Chez les scouts aussi, on joue à la guerre. Salagnon y est le roi Minos qui, pour faire gagner ses troupes, les emmène se cacher dans la forêt (le parc de la « Grande Institution »), les entraîne à se jeter à terre, se relever, bondir, recommencer, à obéir comme des machines, sans états d’âme. Le premier mort de Victorien, c’est l’ami avec qui, pour échapper à cette vie stupide, une nuit, il a décidé « d’aller peindre sur les murs des mots sans concession » avec un seau de peinture rouge sombre. Pendant que lui pisse dans un coin, son ami, surpris par une patrouille allemande, est abattu quand il s’encourt. Protégé par l’ombre, Victorien est sauf.

 

Au printemps, un homme en uniforme noir vient en classe annoncer aux garçons leur convocation aux « Chantiers de jeunesse », où on les formera avant de les intégrer à une armée nouvelle.
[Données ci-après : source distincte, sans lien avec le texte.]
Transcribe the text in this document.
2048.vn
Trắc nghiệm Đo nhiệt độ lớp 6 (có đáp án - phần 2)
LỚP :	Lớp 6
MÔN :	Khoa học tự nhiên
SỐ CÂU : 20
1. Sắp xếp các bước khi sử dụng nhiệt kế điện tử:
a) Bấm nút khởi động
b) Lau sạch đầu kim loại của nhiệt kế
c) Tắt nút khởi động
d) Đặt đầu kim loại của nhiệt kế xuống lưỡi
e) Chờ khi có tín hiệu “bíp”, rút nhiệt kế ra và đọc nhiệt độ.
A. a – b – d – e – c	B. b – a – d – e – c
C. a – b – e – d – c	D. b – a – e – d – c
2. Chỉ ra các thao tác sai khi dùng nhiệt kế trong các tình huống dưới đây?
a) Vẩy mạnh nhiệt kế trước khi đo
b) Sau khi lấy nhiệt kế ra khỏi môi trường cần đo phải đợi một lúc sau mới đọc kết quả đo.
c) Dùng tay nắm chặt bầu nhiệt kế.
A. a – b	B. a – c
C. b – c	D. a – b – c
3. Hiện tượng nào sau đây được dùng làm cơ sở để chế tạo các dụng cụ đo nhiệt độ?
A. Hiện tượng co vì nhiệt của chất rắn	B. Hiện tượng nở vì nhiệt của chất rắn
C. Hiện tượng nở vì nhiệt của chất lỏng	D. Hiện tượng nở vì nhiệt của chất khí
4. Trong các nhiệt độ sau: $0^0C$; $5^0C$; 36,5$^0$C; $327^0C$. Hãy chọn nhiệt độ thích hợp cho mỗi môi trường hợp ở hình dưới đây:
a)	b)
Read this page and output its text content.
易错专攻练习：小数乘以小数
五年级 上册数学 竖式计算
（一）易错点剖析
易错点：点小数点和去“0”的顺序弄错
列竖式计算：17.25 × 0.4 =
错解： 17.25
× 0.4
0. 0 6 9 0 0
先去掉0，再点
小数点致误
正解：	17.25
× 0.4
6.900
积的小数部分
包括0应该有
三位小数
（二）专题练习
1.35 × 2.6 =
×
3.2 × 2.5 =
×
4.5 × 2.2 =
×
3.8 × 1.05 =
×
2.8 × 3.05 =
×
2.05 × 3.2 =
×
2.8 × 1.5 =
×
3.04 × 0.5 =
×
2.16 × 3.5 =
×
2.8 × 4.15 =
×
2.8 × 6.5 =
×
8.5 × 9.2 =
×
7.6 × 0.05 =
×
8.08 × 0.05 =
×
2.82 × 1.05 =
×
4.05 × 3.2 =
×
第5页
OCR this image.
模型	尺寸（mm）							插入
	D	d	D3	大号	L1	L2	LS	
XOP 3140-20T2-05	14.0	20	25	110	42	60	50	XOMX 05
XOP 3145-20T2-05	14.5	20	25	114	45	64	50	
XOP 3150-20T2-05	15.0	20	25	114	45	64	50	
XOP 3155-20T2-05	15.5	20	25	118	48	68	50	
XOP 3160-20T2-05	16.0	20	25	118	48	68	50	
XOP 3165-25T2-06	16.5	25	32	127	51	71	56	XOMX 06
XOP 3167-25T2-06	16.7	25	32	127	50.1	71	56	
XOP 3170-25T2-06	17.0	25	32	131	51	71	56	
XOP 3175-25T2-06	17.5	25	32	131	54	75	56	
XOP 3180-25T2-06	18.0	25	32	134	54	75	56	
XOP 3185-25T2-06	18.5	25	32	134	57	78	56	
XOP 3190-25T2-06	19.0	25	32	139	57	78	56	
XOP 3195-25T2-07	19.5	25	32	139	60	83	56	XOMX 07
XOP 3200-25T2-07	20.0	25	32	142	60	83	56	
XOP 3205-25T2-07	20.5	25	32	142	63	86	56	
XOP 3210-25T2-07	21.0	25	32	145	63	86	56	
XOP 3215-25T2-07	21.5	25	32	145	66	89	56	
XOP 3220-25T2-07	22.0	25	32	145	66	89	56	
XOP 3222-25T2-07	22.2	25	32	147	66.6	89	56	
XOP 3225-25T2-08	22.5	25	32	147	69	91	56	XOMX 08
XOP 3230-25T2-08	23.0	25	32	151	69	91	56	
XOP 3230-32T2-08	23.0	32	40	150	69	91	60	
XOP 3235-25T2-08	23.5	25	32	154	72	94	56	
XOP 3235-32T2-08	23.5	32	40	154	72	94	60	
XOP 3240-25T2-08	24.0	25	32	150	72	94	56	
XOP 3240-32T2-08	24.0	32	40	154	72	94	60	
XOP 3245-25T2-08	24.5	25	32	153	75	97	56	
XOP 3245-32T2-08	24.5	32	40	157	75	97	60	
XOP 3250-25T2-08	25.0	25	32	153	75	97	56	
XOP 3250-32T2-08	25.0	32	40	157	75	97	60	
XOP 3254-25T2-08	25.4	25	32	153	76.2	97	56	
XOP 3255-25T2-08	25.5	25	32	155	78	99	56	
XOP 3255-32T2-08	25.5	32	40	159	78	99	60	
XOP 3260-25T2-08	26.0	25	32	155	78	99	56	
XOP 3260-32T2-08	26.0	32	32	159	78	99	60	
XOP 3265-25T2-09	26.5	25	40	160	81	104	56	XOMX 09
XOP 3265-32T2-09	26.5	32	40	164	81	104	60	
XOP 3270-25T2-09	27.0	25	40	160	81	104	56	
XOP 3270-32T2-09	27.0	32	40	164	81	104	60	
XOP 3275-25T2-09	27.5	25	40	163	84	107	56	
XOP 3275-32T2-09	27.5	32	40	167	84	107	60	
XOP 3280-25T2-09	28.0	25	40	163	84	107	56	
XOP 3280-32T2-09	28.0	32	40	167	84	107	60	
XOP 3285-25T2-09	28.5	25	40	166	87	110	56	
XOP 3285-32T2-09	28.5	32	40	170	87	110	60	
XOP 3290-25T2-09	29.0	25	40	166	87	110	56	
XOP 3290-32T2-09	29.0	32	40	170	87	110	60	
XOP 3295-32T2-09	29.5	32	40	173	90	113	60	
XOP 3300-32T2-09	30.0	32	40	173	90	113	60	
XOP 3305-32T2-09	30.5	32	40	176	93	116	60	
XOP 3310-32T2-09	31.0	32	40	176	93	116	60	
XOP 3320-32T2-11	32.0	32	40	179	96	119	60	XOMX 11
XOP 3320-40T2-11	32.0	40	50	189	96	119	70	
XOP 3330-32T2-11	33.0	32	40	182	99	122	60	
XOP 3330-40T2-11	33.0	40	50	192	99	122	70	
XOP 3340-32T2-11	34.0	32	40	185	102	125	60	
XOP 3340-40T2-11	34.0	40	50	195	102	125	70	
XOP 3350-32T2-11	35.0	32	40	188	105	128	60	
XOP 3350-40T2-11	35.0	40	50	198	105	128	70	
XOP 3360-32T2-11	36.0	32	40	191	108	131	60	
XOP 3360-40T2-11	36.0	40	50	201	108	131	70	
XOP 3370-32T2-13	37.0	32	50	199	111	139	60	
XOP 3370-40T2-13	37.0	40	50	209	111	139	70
L’oncle de Victorien y est officier. Après, ce sera la vraie guerre face aux chars des Allemands, la rencontre d’Eurydice, fille du Dr Kaloyannis, l’Indochine, l’Algérie surtout. Une implacable leçon de réalité, d’horreur, de force et de mort. Mais dès l’apprentissage du fusil-mitrailleur, Salagnon s’est fabriqué un cahier du papier brun des munitions. Partout, toujours, il regarde, il dessine.

 

Avant de rencontrer le vieux soldat, le narrateur a eu « travail, maison et femme ». La routine consommatrice lui était insupportable : courses, shopping, dîners. Un soir, après avoir trop bu et provoqué un esclandre devant sa femme et leurs amis, il s’en est allé, s’est désinstallé. Il a attendu, s'est réjoui d’atteindre le ciel dans sa « boîte », une chambre sur les toits de Lyon. Dans la rue, témoin d’une émeute lors d’un contrôle policier, il s’interroge sur « la race ». Son grand-père était intarissable sur le thème de la génération, il avait fait « lire son sang » en laboratoire pour savoir de quel peuple ancien il était issu. « La ressemblance, confondue avec l’identité, permet le maintien de l’ordre » – la pourriture coloniale revient à la surface.

 

Comment on vit dans la guerre, comment on y meurt, comment on s’en sort. La vie de Victorien Salagnon est la véritable école du narrateur : en apprenant à tenir un pinceau, en écoutant ses histoires de solitude, de force, de faiblesse et de mort, d’amitié et d’amour, un homme jeune et désarmé devant le monde comme il va distingue les questions sociales sous le « petit guignol racial », la nostalgie de la force armée sous les dérives policières. « La force et la ressemblance sont deux idées stupides d’une incroyable rémanence : on n’arrive pas à s’en défaire. » Mourrons-nous à petit feu de ne plus vouloir vivre ensemble ?

 

Lire L’art français de la guerre, c’est recevoir en plein front la violence des hommes. Non pas contre ni à côté mais dans toute cette fureur, il y a le dessin, la peinture. « La vie de la peinture est non pas le sujet mais la trace de ce que vit le pinceau. » A la force brutale de la guerre, Alexis Jenni accole la puissance de l’art. Il écrit de belles pages aussi sur la langue, qui fonde l’identité. Telle est la perspective de ce roman foisonnant : « retracer en français un peu de la vie de ceux qui le parlent. »

Commentaires

  • un des mérites de cet auteur : oser enfin sortir des silences plombés, des non-dits tabous si pas des censures, ces guerres perdues par des Français :
    - les Pétainistes et autres collabos
    - en Indochine
    - puis en Algérie
    cette dernière guerre ayant été étiquetée sous le label hypocrite : "événements", pour tenter d'en nier administrativement les réalités, les contradictions, les cruautés, les lâchetés, les idéaux perdus...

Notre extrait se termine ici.